Wenn Sie es schaffen, Halle einen Besuch abzustatten, sollten Sie allerdings unbedingt auch andere sensationelle Einblicke gewinnen, die Ihnen in der Ausstellung „Die Schamanin“ im Landesmuseum für Vorgeschichte geboten werden. Die bereits im März eröffnete Ausstellung läuft noch bis zum 1. November 2026. In der großen Sonderausstellung ist einer der bedeutendsten archäologischen Funde Mitteleuropas zu sehen: die Schamanin von Bad Dürrenberg. Darin präsentiert das Museum die neusten Forschungsergebnisse der vor rund 9.000 Jahre bestatteten Schamanin und beleuchtet dabei die sensationellen neuen Erkenntnisse, die durch moderne Methoden und Nachgrabungen im Jahr 2019 gewonnen wurden.
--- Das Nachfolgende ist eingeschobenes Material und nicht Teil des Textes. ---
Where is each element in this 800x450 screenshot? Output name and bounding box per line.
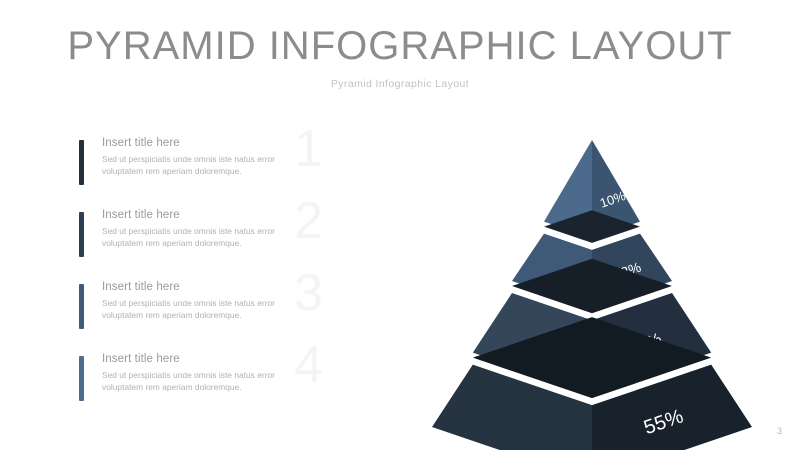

Die Ausstellung geht den Ursprüngen des Schamanismus nach. Der Name Schamane oder Schamanin stammt ursprünglich von den tungusischen Völkern und bedeutet so etwas wie „jemand, der weiß“. Man gab den Titel besonderen Wissensträgern. Waren es ursprünglich nur spirituelle Spezialisten sibirischer und zentralasiatischer Ethnien, hat sich das Bild im Lauf der Zeit gewandelt. Als dynamische Phase gilt das Mesolithikum, also die mittlere Steinzeit als sich eine kultureller Entwicklung abzeichnete, die weit mehr ist als nur ein Übergang zwischen Eiszeit und Ackerbau.

Begleitende Filme und eine visuell starke Inszenierung machen die Lebenswelt der „mächtigen Frau“ greifbar. Damit bietet Halle im Juni 2026 somit die seltene Gelegenheit, innerhalb weniger Tage die spirituellen Wurzeln der Menschheit zu erkunden und die musikalische Genialität des Barocks in einer modernen Stadt zu erleben. Ein exzellenter Katalog aus dem Hirmer-Verlag erleichtert Interessierten den Einstieg in die Welt der Schamanin.